“Are You Rich?” And Other Awkward Questions

Are You Rich“Are you rich?”

“Why are you fat?”

“You’re a boy, so why do you have an earing?”

“How come you let your kids watch The Little Mermaid?”

“How come you wear that shirt to church?”

“Why are you late all the time?”

“Do you drive that because you are poor?”

These are all very awkward questions. They are also the questions that kids seem to ask other people while you’re standing right there. Or while you’re within ear shot of other people. Or any ol’ time for that matter.

They are also all questions that my kids have asked other people.

Oh yes!

I kid you not.

I wish I could insert a “Just kidding!” right about here. But to my utter mortification I can not. The strangest part is that all of those questions come out of no where. {Well except for the question about watching The Little Mermaid – but that’s a story for anther day.}  The rest of these questions are NOT things we talk about in our home. Nor do we make rude comments about other people’s arrival times, size, clothing, vehicles, etc.

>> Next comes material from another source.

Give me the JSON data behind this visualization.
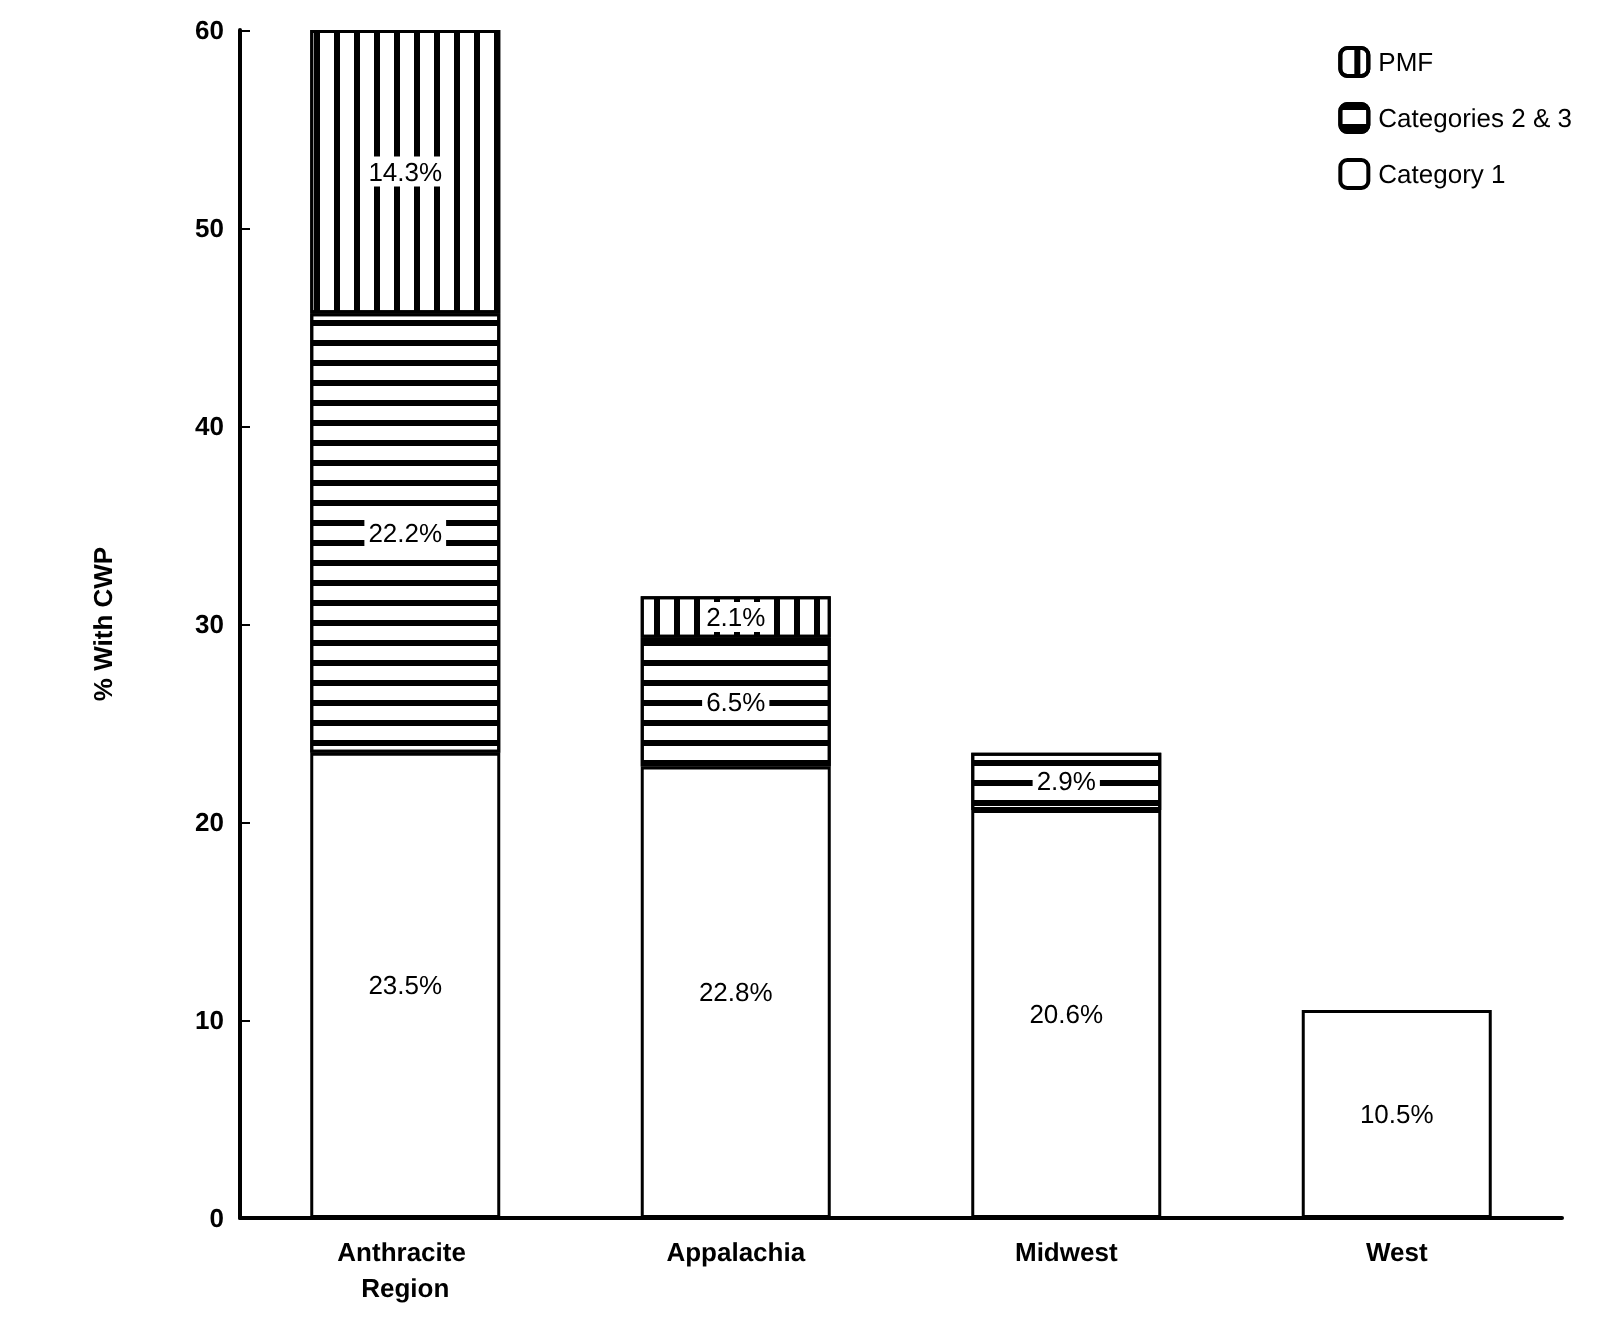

The embarrassment I feel in those beyond-awkward moments is almost unbearable. I hastily paste a smile on my face and give “the look” to the offending child all in one flowing motion as I try to appear like a godly mother who will get this under control. I quickly sequester him/her so I can stop any further zingers from coming out of their mouth while I fumble for words that explain where that just came from.

And then I begin to apologize.  Like my very breath depends on it!

I think I might have better success wrangling a herd of wild beasts than trying to give answer for my child’s craziness!

In those moments – when. time. seems. to. have. stopped. and. I. just. want. to. hide. – I long for the ability to either rewind and intercept the situation, or fast-forward to where my child is once again speaking appropriately. My mind reels with what the other person (or heaven forbid, persons!) might be thinking in those stiff and artless seconds. The fear of what they think of me, my child, and my parenting skills brings me to a point of frantic panic.

The irony of it all is that if {and when} I’m the other adult in this little scenario, I really don’t think badly of that parent at all. I usually want to giggle…or I want to reach out and hug the other Mom because her child just proved to me that I’m not alone and that she faces the same challenges as I do! And the awkward question they just asked…I truly don’t mind the honesty of a child and the opportunity to engage with him and her. And maybe just maybe {*wink*} have fun with my answer.

The truth in those moments is that we are more concerned about what people are thinking of us than how our response to whatever our child did – innocent or not so innocent – brings glory to God. I should be more mortified over my sinful reaction than the ill-mannered behavior of my child. And once I acknowledge my own sinful heart – Jeremiah 17:9 – I can celebrate the grace of God in that situation: which is His perfect love for me no matter what others are thinking about me.

  • What strange questions has your child asked?
  • How do you respond to your child in those very embarrassing moments?